Colorado’s campaign-finance system is built on disclosure, not simplicity. To understand the scale of organized support in this election, voters must look beyond a single headline number and examine the public filings in the Secretary of State’s TRACER database.
TRACER exists so that citizens can see not just whether money was spent, but how, by whom and in what form. When those filings are reviewed together – cash contributions, in-kind support and independent expenditures – a much fuller picture emerges.
Start with the local union. According to TRACER filings, the MVEA provided $15,543.40 in combined cash and in-kind contributions across the three campaigns (TRACER; Mesa Valley Education Association SDC). These figures include direct contributions as well as nonmonetary support such as campaign flyers, production and postage.

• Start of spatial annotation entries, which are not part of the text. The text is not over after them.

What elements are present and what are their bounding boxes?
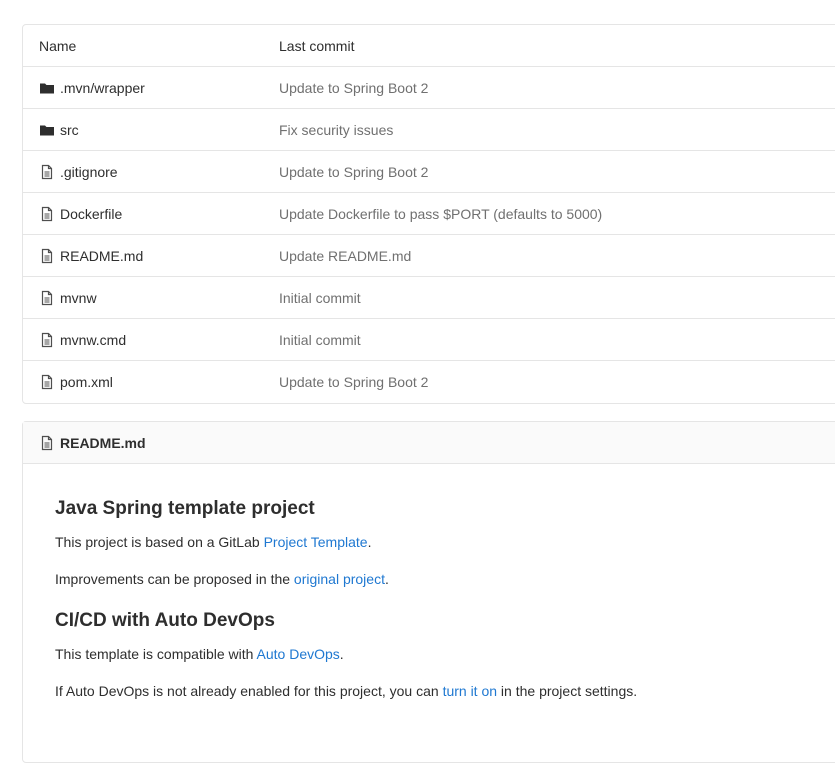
tree-row-commit-cell: Fix security issues — [263, 122, 835, 138]
readme-paragraph-2: Improvements can be proposed in the orig… — [55, 571, 831, 588]
file-icon — [39, 248, 55, 264]
tree-row-name-link[interactable]: .gitignore — [60, 164, 118, 180]
folder-icon — [39, 122, 55, 138]
tree-row[interactable]: mvnw.cmd Initial commit — [23, 319, 835, 361]
tree-row-name-cell: mvnw.cmd — [23, 332, 263, 348]
tree-row-commit-cell: Update to Spring Boot 2 — [263, 374, 835, 390]
tree-row-name-cell: README.md — [23, 248, 263, 264]
readme-paragraph-1: This project is based on a GitLab Projec… — [55, 534, 831, 551]
tree-row-name-cell: .mvn/wrapper — [23, 80, 263, 96]
p3-text: This template is compatible with — [55, 646, 257, 662]
tree-row-name-cell: mvnw — [23, 290, 263, 306]
turn-it-on-link[interactable]: turn it on — [443, 683, 497, 699]
tree-row-commit-link[interactable]: Update to Spring Boot 2 — [279, 80, 428, 96]
file-icon — [39, 374, 55, 390]
file-icon — [39, 332, 55, 348]
readme-header: README.md — [23, 422, 835, 464]
tree-row-name-link[interactable]: .mvn/wrapper — [60, 80, 145, 96]
tree-row-name-link[interactable]: README.md — [60, 248, 143, 264]
readme-heading-2: CI/CD with Auto DevOps — [55, 610, 275, 631]
tree-row[interactable]: .mvn/wrapper Update to Spring Boot 2 — [23, 67, 835, 109]
p2-end: . — [384, 571, 389, 587]
p2-text: Improvements can be proposed in the — [55, 571, 294, 587]
file-tree-table: Name Last commit .mvn/wrapper Update to S… — [22, 24, 835, 404]
tree-row-name-cell: Dockerfile — [23, 206, 263, 222]
readme-content: Java Spring template project This projec… — [23, 464, 835, 744]
p4-end: in the project settings. — [497, 683, 638, 699]
tree-row[interactable]: .gitignore Update to Spring Boot 2 — [23, 151, 835, 193]
readme-title[interactable]: README.md — [60, 435, 146, 451]
header-name: Name — [39, 37, 77, 54]
tree-row-commit-link[interactable]: Initial commit — [279, 332, 361, 348]
auto-devops-link[interactable]: Auto DevOps — [257, 646, 340, 662]
file-icon — [39, 206, 55, 222]
tree-row-commit-link[interactable]: Fix security issues — [279, 122, 393, 138]
file-icon — [39, 164, 55, 180]
tree-row[interactable]: mvnw Initial commit — [23, 277, 835, 319]
file-icon — [39, 290, 55, 306]
readme-paragraph-3: This template is compatible with Auto De… — [55, 646, 831, 663]
p4-text: If Auto DevOps is not already enabled fo… — [55, 683, 443, 699]
tree-row-commit-cell: Update Dockerfile to pass $PORT (default… — [263, 206, 835, 222]
tree-row-name-cell: .gitignore — [23, 164, 263, 180]
tree-row-name-link[interactable]: mvnw — [60, 290, 97, 306]
tree-row-commit-cell: Update to Spring Boot 2 — [263, 80, 835, 96]
p1-end: . — [367, 534, 372, 550]
readme-panel: README.md Java Spring template project T… — [22, 421, 835, 763]
tree-row-commit-cell: Update to Spring Boot 2 — [263, 164, 835, 180]
tree-row-commit-link[interactable]: Initial commit — [279, 290, 361, 306]
tree-row-commit-link[interactable]: Update to Spring Boot 2 — [279, 164, 428, 180]
p3-end: . — [339, 646, 344, 662]
readme-paragraph-4: If Auto DevOps is not already enabled fo… — [55, 683, 831, 700]
tree-row-commit-cell: Update README.md — [263, 248, 835, 264]
tree-row-name-link[interactable]: src — [60, 122, 79, 138]
tree-row[interactable]: pom.xml Update to Spring Boot 2 — [23, 361, 835, 403]
p1-text: This project is based on a GitLab — [55, 534, 264, 550]
tree-row-commit-cell: Initial commit — [263, 290, 835, 306]
tree-row[interactable]: README.md Update README.md — [23, 235, 835, 277]
project-template-link[interactable]: Project Template — [264, 534, 368, 550]
tree-row-name-link[interactable]: Dockerfile — [60, 206, 122, 222]
tree-row-name-cell: pom.xml — [23, 374, 263, 390]
tree-row-commit-link[interactable]: Update to Spring Boot 2 — [279, 374, 428, 390]
tree-header: Name Last commit — [23, 25, 835, 67]
tree-row-commit-link[interactable]: Update README.md — [279, 248, 411, 264]
header-last-commit: Last commit — [279, 37, 355, 54]
tree-row-name-link[interactable]: pom.xml — [60, 374, 113, 390]
tree-row[interactable]: src Fix security issues — [23, 109, 835, 151]
tree-row-name-cell: src — [23, 122, 263, 138]
tree-row-name-link[interactable]: mvnw.cmd — [60, 332, 126, 348]
original-project-link[interactable]: original project — [294, 571, 385, 587]
tree-row[interactable]: Dockerfile Update Dockerfile to pass $POR… — [23, 193, 835, 235]
readme-heading-1: Java Spring template project — [55, 498, 315, 519]
folder-icon — [39, 80, 55, 96]
tree-row-commit-cell: Initial commit — [263, 332, 835, 348]
file-icon — [39, 435, 55, 451]
tree-row-commit-link[interactable]: Update Dockerfile to pass $PORT (default… — [279, 206, 602, 222]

Next, look to the state level. The Colorado Education Association (CEA) and related committees reported $50,834.99 in combined cash and in-kind support connected to the same candidates (TRACER; Public Education Committee). Multiple committees list the same physical address – 1500 Grant Street, Denver – a fact plainly visible in public filings and relevant for understanding how closely aligned various organizations are.
Then, there is the independent expenditure activity.

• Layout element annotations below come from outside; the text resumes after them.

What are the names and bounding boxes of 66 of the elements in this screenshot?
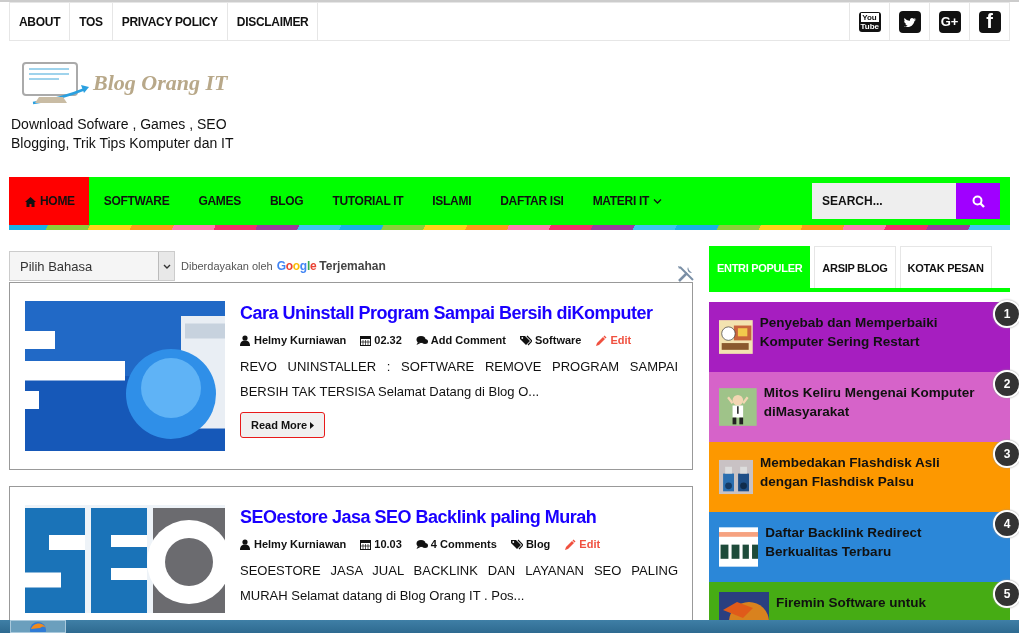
nav-link[interactable]: MATERI IT: [577, 177, 677, 225]
tag-icon: [510, 538, 523, 550]
caret-icon: [653, 198, 663, 204]
rank-badge: 3: [993, 440, 1019, 468]
comment-icon: [415, 538, 428, 550]
user-icon: [240, 538, 251, 550]
rank-badge: 4: [993, 510, 1019, 538]
comments-link[interactable]: Add Comment: [430, 334, 506, 346]
post-excerpt: REVO UNINSTALLER : SOFTWARE REMOVE PROGRAM SAMPAI BERSIH TAK TERSISA Selamat Datang di Blog O...: [240, 358, 678, 401]
powered-by-text: Diberdayakan oleh: [181, 260, 273, 272]
comments-link[interactable]: 4 Comments: [430, 538, 497, 550]
nav-link[interactable]: DAFTAR ISI: [485, 177, 578, 225]
tag-icon: [520, 334, 532, 346]
top-menu-link[interactable]: DISCLAIMER: [227, 3, 319, 40]
popular-post-title[interactable]: Firemin Software untuk: [776, 593, 927, 612]
calendar-icon: [360, 538, 372, 550]
translate-link[interactable]: Terjemahan: [319, 259, 386, 273]
label-link[interactable]: Blog: [525, 538, 551, 550]
language-select[interactable]: Pilih Bahasa: [9, 251, 175, 281]
site-tagline: Download Sofware , Games , SEO Blogging, Trik Tips Komputer dan IT: [11, 115, 235, 153]
home-icon: [24, 195, 36, 207]
nav-link[interactable]: BLOG: [254, 177, 318, 225]
search-button[interactable]: [956, 183, 1000, 219]
popular-post-title[interactable]: Mitos Keliru Mengenai Komputer diMasyarakat: [763, 383, 990, 421]
google-plus-icon[interactable]: G+: [938, 10, 961, 33]
nav-link[interactable]: GAMES: [183, 177, 255, 225]
google-logo: Google: [276, 259, 317, 273]
nav-link[interactable]: TUTORIAL IT: [317, 177, 418, 225]
sidebar-tab[interactable]: ARSIP BLOG: [814, 246, 896, 288]
top-menu-link[interactable]: PRIVACY POLICY: [112, 3, 228, 40]
top-menu-link[interactable]: TOS: [70, 3, 113, 40]
youtube-icon[interactable]: You Tube: [858, 11, 881, 32]
twitter-bird-icon[interactable]: [898, 10, 921, 33]
post-title[interactable]: SEOestore Jasa SEO Backlink paling Murah: [240, 507, 678, 528]
tools-icon[interactable]: [676, 263, 695, 283]
label-link[interactable]: Software: [535, 334, 582, 346]
browser-icon: [29, 621, 47, 632]
user-icon: [240, 334, 251, 346]
pencil-icon: [595, 334, 608, 346]
author-link[interactable]: Helmy Kurniawan: [254, 538, 347, 550]
nav-link[interactable]: SOFTWARE: [88, 177, 184, 225]
nav-link[interactable]: HOME: [9, 177, 89, 225]
read-more-button[interactable]: Read More: [240, 412, 326, 438]
post-time: 02.32: [374, 334, 402, 346]
caret-icon: [310, 421, 315, 429]
pencil-icon: [564, 538, 577, 550]
sidebar-tab[interactable]: KOTAK PESAN: [899, 246, 992, 288]
calendar-icon: [360, 334, 372, 346]
post-time: 10.03: [374, 538, 402, 550]
rank-badge: 1: [993, 300, 1019, 328]
rank-badge: 2: [993, 370, 1019, 398]
edit-link[interactable]: Edit: [579, 538, 601, 550]
search-icon: [971, 194, 985, 208]
post-excerpt: SEOESTORE JASA JUAL BACKLINK DAN LAYANAN SEO PALING MURAH Selamat datang di Blog Orang IT . Pos...: [240, 562, 678, 605]
search-field[interactable]: SEARCH...: [812, 183, 956, 219]
nav-link[interactable]: ISLAMI: [417, 177, 486, 225]
edit-link[interactable]: Edit: [610, 334, 632, 346]
comment-icon: [415, 334, 428, 346]
author-link[interactable]: Helmy Kurniawan: [254, 334, 347, 346]
post-title[interactable]: Cara Uninstall Program Sampai Bersih diKomputer: [240, 303, 678, 324]
top-menu-link[interactable]: ABOUT: [10, 3, 71, 40]
facebook-icon[interactable]: f: [978, 10, 1001, 33]
popular-post-title[interactable]: Membedakan Flashdisk Asli dengan Flashdisk Palsu: [760, 453, 990, 491]
rank-badge: 5: [993, 580, 1019, 608]
popular-post-title[interactable]: Daftar Backlink Redirect Berkualitas Terbaru: [765, 523, 990, 561]
caret-icon: [162, 263, 171, 269]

“Students Deserve Better,” registered as an Independent Expenditure Committee (IEC), reported more than $121,000 in expenditures during the reporting period for mailers, digital advertising and voter outreach (TRACER; 48-hour IEC reports). Payments were made to professional political firms, including Mission Control Inc. and Battleaxe Digital, companies routinely used in large-scale, professionally managed campaigns (TRACER; Transparency USA).
IEC spending is legally separate from candidate committees, but it is not invisible. The filings show that the same IEC both promoted Cole, Woods and Rathbone and opposed their opponents, sometimes within the same reporting window (TRACER expenditure descriptions).

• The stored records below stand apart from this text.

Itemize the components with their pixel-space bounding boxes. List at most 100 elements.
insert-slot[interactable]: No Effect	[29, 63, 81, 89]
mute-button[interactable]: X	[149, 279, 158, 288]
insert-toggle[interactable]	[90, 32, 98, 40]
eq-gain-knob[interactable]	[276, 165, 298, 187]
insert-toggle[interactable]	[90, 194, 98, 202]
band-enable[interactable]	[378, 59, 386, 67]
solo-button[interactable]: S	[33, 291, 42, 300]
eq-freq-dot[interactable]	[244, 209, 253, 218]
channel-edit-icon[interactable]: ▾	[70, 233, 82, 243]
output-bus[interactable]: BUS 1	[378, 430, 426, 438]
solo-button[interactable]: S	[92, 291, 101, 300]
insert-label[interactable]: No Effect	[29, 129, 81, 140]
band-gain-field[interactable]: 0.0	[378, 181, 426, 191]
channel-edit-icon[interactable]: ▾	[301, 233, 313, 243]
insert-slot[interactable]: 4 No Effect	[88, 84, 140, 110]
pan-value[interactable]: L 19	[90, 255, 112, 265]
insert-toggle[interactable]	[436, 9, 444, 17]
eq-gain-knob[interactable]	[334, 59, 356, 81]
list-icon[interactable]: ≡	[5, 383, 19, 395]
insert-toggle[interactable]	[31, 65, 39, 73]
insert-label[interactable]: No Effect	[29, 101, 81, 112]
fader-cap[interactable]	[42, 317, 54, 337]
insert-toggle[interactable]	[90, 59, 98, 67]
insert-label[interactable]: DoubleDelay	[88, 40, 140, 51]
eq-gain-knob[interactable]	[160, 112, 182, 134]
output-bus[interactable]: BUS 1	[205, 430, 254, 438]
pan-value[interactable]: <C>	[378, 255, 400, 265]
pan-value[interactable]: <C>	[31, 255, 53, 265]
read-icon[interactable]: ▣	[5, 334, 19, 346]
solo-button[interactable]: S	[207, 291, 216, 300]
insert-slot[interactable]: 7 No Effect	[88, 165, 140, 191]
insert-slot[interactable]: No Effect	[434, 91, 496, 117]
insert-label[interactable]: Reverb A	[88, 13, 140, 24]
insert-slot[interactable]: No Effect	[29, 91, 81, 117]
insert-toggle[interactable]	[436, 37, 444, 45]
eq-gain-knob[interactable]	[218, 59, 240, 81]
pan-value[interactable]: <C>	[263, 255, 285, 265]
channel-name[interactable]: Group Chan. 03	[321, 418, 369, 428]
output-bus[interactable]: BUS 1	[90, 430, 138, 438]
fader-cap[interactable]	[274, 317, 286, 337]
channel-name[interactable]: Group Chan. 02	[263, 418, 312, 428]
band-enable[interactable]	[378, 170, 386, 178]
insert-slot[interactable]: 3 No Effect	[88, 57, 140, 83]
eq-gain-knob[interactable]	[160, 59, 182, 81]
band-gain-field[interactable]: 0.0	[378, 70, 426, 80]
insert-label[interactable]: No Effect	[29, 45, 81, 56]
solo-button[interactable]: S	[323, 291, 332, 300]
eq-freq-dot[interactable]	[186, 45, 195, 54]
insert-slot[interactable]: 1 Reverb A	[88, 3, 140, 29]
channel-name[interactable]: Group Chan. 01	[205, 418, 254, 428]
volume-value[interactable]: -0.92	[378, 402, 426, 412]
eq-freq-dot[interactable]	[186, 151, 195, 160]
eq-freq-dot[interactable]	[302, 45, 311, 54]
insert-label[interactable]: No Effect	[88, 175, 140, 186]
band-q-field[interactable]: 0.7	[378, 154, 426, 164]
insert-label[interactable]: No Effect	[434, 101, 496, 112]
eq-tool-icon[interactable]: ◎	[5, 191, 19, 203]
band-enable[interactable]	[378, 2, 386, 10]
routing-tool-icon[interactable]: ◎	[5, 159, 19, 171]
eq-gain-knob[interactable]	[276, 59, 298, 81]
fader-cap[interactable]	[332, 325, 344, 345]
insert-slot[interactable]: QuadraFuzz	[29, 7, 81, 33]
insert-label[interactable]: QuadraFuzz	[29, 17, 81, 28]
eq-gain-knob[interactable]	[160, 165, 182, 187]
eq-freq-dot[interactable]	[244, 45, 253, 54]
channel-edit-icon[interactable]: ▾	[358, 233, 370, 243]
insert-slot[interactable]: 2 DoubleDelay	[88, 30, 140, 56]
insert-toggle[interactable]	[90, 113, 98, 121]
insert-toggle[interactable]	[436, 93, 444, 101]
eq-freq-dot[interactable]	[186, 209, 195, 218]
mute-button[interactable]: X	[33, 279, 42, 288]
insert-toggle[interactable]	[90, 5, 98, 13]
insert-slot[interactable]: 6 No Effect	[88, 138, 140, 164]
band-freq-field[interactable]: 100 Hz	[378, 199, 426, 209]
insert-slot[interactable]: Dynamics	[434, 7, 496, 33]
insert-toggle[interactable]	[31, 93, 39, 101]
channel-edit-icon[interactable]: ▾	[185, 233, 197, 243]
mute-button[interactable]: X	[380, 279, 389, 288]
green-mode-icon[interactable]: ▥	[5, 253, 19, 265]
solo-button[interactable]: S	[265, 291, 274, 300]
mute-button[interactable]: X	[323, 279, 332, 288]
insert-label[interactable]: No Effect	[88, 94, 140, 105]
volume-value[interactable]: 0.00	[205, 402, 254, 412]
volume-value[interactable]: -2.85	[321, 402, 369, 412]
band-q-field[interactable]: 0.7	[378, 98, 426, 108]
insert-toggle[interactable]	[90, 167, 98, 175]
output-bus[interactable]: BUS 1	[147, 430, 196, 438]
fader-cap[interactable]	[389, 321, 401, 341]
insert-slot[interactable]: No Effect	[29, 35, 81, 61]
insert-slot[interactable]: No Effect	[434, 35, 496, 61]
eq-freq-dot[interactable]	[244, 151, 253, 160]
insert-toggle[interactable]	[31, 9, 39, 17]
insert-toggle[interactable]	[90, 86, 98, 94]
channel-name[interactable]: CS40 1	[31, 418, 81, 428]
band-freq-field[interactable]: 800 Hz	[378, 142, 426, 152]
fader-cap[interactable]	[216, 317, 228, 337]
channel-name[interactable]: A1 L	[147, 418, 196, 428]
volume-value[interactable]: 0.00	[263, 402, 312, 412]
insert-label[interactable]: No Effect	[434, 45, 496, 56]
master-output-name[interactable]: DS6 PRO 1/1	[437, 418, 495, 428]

When aggregated – local union support, state-level union support and IEC expenditures aligned with the same candidates – the total exceeds $164,800 in cash and in-kind political spending connected to this election (TRACER summaries; Transparency USA data through 6/30/2025).
This matters because Colorado law limits how much a candidate committee may receive, currently $25,000 per candidate, but it does not limit how much influence can be generated when spending flows through multiple legally distinct entities. The law regulates form, not effect.
During the campaign, questions about union support also arose outside the formal question-and-answer portion of public forums. Following one such event, a teacher asked candidate Vicki Woods directly how much money the teachers union had contributed to her campaign. Woods responded, “I don’t have to tell you that.”
While candidates are not required to provide dollar amounts in informal exchanges, they do have a responsibility to understand the financial support being spent on their behalf. Campaign contributions and in-kind expenditures do not appear in TRACER automatically; they are entered, itemized and certified by campaign representatives. Whether spending is welcomed, underestimated or later described as excessive, candidates who benefit from it are expected to know what is being reported in their name.
All of this activity appears to comply with campaign-finance law. But compliance is not the same as ethical clarity. Laws determine what is permitted, not what is appropriate. Systems can be designed so that influence is diffused, responsibility is blurred, and accountability is technically satisfied while public understanding is not.
Voters are not unreasonable to ask whether a system that allows six-figure spending in local school board races — while public discussion centers on a single $5,000 check — truly serves transparency.
Every figure cited here is publicly available. Anyone can follow the same trail by searching TRACER, committee by committee, line by line. A trip down TRACER lane does not require suspicion – only attention, arithmetic and the willingness to distinguish between what is legal and what is right.
How to Look This Up Yourself (TRACER in 5 Minutes):
- Go to the Colorado Secretary of State’s TRACER website.
- Search by candidate name to view direct cash and in-kind contributions.
- Click on linked committees to see who funded them.
- Search for Independent Expenditure Committees active in the same race.
- Review 48-hour notices and itemized expenditures to see timing, vendors and purpose.
- Add cash, in-kind and IEC spending together to understand total influence – not just one headline number.